— Ладно, посмотрим, — сказал отец. — Ты езжай домой, я поеду с Максимом. Приеду, расскажу.
В палате было четыре кровати. Три застеленных, на четвертой у окна лежал Максим. Старик подошел к стулу, стоящему у стены, и взял его. Он поставил стул к кровати Максима. На бледном лице мальчика появилась улыбка.
— Деда, — произнес Максим, — ты приехал.
Дед сел на стул и взял исхудавшую руку внука.

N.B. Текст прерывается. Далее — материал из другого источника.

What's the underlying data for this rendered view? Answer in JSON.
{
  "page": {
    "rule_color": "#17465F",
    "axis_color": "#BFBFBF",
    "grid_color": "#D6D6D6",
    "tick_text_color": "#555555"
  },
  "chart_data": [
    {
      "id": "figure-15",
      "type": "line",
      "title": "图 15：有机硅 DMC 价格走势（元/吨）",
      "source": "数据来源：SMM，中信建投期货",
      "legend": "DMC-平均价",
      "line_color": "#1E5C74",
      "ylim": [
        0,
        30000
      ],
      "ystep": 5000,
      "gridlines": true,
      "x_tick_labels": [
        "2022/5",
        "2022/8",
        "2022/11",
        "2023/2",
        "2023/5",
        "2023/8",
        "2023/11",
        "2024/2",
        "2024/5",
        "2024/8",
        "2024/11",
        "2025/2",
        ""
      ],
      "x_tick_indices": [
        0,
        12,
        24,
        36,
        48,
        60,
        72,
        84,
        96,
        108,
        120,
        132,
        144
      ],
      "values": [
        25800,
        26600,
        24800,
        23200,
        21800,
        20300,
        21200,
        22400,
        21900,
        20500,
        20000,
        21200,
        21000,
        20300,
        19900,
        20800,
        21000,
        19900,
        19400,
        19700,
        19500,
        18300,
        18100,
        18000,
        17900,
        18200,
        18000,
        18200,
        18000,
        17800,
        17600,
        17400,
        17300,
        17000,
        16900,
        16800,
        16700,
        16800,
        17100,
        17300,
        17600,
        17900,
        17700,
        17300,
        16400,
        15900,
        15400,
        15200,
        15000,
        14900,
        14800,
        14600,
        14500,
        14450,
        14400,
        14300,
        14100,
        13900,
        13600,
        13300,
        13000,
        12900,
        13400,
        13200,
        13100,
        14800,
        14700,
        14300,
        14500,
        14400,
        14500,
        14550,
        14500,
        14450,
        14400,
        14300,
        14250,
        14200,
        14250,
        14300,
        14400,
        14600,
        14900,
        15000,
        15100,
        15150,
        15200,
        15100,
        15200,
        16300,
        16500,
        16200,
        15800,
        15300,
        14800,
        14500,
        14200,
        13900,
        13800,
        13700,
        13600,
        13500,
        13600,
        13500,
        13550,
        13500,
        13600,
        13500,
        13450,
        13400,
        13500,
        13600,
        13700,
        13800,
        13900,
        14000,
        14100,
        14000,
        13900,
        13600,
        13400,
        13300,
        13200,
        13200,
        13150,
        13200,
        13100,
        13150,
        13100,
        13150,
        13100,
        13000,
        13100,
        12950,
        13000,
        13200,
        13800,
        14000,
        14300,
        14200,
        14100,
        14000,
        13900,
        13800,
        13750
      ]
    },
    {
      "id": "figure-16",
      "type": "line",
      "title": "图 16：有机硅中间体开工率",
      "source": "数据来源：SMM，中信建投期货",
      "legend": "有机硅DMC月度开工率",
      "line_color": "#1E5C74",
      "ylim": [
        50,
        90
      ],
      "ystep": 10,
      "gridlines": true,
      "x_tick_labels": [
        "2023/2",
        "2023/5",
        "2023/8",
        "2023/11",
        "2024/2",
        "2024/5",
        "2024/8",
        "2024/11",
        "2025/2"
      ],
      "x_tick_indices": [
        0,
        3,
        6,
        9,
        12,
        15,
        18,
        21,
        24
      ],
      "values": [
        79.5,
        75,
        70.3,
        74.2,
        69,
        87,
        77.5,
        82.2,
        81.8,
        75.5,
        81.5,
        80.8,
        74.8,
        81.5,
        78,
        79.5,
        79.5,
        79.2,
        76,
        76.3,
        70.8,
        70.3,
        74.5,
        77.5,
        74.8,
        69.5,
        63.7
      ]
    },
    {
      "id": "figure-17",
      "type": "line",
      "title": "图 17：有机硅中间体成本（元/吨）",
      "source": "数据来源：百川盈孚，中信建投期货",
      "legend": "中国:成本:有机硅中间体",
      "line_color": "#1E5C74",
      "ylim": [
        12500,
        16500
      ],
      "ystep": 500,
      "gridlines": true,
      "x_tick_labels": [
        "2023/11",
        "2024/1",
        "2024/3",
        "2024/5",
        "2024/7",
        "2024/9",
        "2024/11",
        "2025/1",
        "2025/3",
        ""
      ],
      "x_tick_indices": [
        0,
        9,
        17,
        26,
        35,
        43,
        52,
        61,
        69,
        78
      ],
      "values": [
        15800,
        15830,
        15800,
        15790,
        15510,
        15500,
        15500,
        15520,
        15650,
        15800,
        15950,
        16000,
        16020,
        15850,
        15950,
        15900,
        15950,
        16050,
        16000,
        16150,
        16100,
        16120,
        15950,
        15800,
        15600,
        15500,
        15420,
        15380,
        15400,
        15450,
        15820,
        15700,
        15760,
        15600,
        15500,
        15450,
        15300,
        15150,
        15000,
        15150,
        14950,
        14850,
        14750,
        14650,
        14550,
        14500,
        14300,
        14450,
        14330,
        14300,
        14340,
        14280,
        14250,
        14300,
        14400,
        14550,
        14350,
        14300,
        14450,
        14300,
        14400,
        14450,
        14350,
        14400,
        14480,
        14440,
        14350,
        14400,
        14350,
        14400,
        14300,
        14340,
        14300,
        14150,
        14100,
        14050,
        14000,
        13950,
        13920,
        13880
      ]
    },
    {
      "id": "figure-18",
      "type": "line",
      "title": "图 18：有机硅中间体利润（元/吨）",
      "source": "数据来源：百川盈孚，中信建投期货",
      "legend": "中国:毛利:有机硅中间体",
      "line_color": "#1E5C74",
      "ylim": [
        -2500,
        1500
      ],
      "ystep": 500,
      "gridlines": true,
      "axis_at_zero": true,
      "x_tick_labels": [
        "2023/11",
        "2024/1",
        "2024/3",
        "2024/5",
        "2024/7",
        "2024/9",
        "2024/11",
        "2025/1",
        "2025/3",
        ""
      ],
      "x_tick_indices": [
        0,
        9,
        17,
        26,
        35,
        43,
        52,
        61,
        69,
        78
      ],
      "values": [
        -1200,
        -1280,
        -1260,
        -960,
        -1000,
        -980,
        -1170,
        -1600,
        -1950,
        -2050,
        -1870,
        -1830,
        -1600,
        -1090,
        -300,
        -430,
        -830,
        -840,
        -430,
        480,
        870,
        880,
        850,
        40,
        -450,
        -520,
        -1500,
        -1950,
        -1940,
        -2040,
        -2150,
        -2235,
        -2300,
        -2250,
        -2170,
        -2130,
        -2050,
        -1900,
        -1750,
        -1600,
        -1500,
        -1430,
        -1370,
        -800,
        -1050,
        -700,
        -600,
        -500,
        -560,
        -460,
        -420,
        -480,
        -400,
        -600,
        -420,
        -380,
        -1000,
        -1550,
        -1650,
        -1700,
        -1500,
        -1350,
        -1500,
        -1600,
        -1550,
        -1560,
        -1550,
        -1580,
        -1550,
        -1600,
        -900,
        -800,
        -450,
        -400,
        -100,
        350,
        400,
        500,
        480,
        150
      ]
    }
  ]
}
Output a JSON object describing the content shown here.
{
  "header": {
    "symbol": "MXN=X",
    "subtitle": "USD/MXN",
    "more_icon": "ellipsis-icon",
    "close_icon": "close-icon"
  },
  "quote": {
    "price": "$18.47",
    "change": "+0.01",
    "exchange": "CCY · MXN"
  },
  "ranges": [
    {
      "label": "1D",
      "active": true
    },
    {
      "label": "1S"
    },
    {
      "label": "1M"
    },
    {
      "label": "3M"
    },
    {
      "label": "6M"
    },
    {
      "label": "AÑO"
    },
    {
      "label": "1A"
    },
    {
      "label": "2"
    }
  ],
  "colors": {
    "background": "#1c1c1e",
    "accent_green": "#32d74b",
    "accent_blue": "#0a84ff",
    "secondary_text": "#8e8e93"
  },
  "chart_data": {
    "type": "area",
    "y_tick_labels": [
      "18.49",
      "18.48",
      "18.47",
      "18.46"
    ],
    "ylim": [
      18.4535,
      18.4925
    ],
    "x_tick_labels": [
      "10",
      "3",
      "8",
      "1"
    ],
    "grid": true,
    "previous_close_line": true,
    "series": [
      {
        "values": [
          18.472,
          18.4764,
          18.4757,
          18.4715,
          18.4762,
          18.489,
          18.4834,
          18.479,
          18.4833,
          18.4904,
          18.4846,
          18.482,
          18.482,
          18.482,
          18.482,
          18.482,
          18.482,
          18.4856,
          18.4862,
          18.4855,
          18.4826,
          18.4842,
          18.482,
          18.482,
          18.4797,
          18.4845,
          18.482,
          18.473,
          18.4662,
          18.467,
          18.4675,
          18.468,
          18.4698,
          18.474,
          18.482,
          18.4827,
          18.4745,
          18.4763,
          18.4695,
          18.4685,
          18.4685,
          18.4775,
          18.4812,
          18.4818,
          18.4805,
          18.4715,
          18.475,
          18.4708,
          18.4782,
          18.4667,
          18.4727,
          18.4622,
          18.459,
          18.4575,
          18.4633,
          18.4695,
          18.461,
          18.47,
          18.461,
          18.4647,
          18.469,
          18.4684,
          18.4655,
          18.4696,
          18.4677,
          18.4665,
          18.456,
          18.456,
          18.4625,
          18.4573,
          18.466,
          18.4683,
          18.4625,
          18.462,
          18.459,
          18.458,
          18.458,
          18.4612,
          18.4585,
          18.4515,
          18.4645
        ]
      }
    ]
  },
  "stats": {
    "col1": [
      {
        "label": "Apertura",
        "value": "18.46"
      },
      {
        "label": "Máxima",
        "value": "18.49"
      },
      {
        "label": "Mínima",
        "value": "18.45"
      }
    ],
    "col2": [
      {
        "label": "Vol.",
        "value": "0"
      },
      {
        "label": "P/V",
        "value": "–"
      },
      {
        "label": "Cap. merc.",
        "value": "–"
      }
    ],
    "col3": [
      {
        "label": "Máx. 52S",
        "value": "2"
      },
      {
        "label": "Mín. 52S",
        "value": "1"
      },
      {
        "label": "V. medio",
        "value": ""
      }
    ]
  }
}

— Ты не уедешь? — спросил мальчик.
— Нет, я буду с тобой.
— Они не приехали еще. Я так ждал их.
— Они… — дед не решился рассказать Максиму о гибели родителей. — Они передали тебе привет и горячие поцелуи. Они еще задержатся на Севере.
— А что они пишут? — не унимался мальчик.
— Твои мама и папа купили тебе подарок.
— Какой? — в бледных детских глазах появился огонек.
— Я пока не знаю. Они пришлют его по почте.
— Так долго, — протяжно произнес мальчик.
— А что ты хочешь больше всего?
— Я хочу их увидеть. Я соскучился.
На тумбочке рядом с кроватью лежала серая папка.
— Что там? — спросил дед, стараясь перевести тему. Боль от утраты сына уже давно поселилась в его сердце и осколками уселась на дно, заставляя душу страдать всякий раз, когда в сознании появлялись мысли о трагической гибели старшего сына.
— Это же мои рисунки, ты забыл? — мальчик посмотрел на деда с укором.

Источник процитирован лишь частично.